Ah, my streak of mediocrity continues. Actually, to give Patchett her due - her prose is quite absorbing. There's just something, I dunno, highly readable about it. It's a pleasant enough book, and often emotionally compelling, despite its weaknesses, the greatest of which is the fact that it's utterly unrealistic.
To begin with, the characters are all way too good to be true. Everyone is noble and good and a bastion of integrity, even when they're irritated or selfish. The character who ought to be the most despicable, Sullivan, is so laden with pathos that he becomes a kind of tragic hero, an image that's only reinforced by his redemptive kindness to children. Likewise Tip, who is in some ways curmudgeonly and selfish is ultimately redeemed by his love of fish, which bespeaks a kind of warmth and aesthetic refinement. It's charming, in a way, but it turns the text into a kind of feel good fairy tale, where all these heroes grapple bravely with tragic events that seem largely arbitrary, despite being products of human creation. For instance, Sullivan's tragic car accident is presented as a complete blank, where he's no memory of it at all but is left to live with the consequences.
Secondly, the book is meant, I think, to be a kind of meditation on biological ties versus emotional ties, with an underlying interest in how dynamics of race factor in. You've got Tip and Teddy, the black adopted sons of Doyle, and then they encounter their birth mother and her daughter. The text ultimately moves to (SPOILER SPOILER SPOILER) the seemingly über happy ending of one big family, except for that vaguely fucked up part, namely, that the problematic element, the poor black mother, has been conveniently removed from the picture. One could say that it's only fair, given that the white mother was herself killed off early on in the text, but that hardly seems sufficient. The text further tries to ameliorate this, however, by using her death as an occasion for political critique - would a rich white woman with insurance have been allowed to die of the same thing? - and even goes so far as to have Tip pursue a career in medicine. Then, curiously, it changes its mind, and tells us that Tip's medical studies have taught him that actually, what happened was actually exactly the kind of thing that one wouldn't notice, with fatal consequences, and that it might have had nothing to do with race. And then, to retreat from the cliche of the son becoming a doctor, he decides to abandon the career on the very day of his graduation. And then! Just when the book has seemingly disavowed cliche, it announces that Teddy has decided to become a lawyer and is currently working with the homeless. It's borderline ridiculous, and there's something vaguely offensive in that kind of idealism, in that it seems to shut down political critique.
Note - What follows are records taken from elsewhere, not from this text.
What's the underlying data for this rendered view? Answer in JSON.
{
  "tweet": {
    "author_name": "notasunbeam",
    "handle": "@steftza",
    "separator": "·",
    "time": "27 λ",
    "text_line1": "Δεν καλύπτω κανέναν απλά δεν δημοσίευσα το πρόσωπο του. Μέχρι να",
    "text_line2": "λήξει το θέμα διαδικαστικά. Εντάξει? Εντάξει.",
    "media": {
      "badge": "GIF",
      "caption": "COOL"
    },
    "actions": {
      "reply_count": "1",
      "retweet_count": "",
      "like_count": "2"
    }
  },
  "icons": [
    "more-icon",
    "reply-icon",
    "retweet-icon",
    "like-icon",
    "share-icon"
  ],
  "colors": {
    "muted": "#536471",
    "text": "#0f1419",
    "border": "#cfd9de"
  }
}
So the plot is poorly structured. Actually, this is most glaringly obvious in the way that Tennessee, the biological mother, is treated as a character. The text seems to realize that leaving her out entirely would be problematic, so it decides to give her a chance to explain herself (ie, reveal herself as saintly by a supposed exposition of her deeply human flaws) and goes for a terribly ham-fisted supernatural intervention. Whenever a text that is otherwise secular resorts to the supernatural, it's a sign that something has gone awry in its composition. Here, again, there's a compensatory gesture, whereby good old Uncle Sullivan gets invested with Christian magic superpowers, which in turn allows for some of the standard reflections on faith, miracles, etc. It's all terribly clumsy.
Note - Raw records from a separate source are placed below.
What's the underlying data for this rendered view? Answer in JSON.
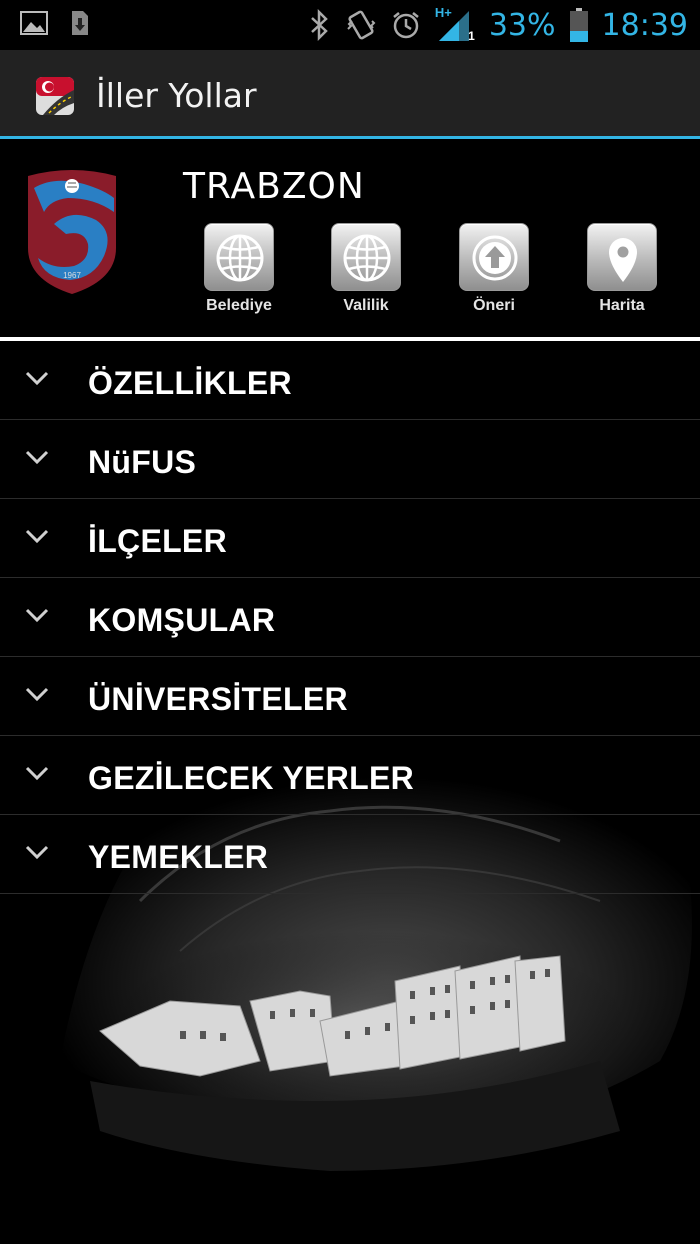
{
  "status_bar": {
    "battery_percent": "33%",
    "time": "18:39",
    "network_label": "H+",
    "sim_slot": "1",
    "icons": [
      "gallery-icon",
      "download-icon",
      "bluetooth-icon",
      "vibrate-icon",
      "alarm-icon",
      "signal-icon",
      "battery-icon"
    ]
  },
  "app_bar": {
    "title": "İller Yollar",
    "icon": "app-logo-icon"
  },
  "city": {
    "name": "TRABZON",
    "crest_year": "1967",
    "actions": [
      {
        "label": "Belediye",
        "icon": "globe-icon"
      },
      {
        "label": "Valilik",
        "icon": "globe-icon"
      },
      {
        "label": "Öneri",
        "icon": "upload-circle-icon"
      },
      {
        "label": "Harita",
        "icon": "map-pin-icon"
      }
    ]
  },
  "menu": {
    "items": [
      {
        "label": "ÖZELLİKLER"
      },
      {
        "label": "NüFUS"
      },
      {
        "label": "İLÇELER"
      },
      {
        "label": "KOMŞULAR"
      },
      {
        "label": "ÜNİVERSİTELER"
      },
      {
        "label": "GEZİLECEK YERLER"
      },
      {
        "label": "YEMEKLER"
      }
    ]
  },
  "colors": {
    "accent": "#33b5e5",
    "crest_blue": "#2a7fc4",
    "crest_maroon": "#8a1c2a"
  }
}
Patchett has a talent for style and lovely descriptions, but the plot is horribly amateur and rather offensively removed from reality. You get the sense that she knows absolutely nothing about the worlds, and people, she's describing. Perhaps this has something to do with the racial politics involved, and a sense of discomfort on her part about being a white woman writing black characters. But ultimately, she didn't handle it particularly well at all, ending up with this strangely utopian work that is occasionally moving, but never convincing.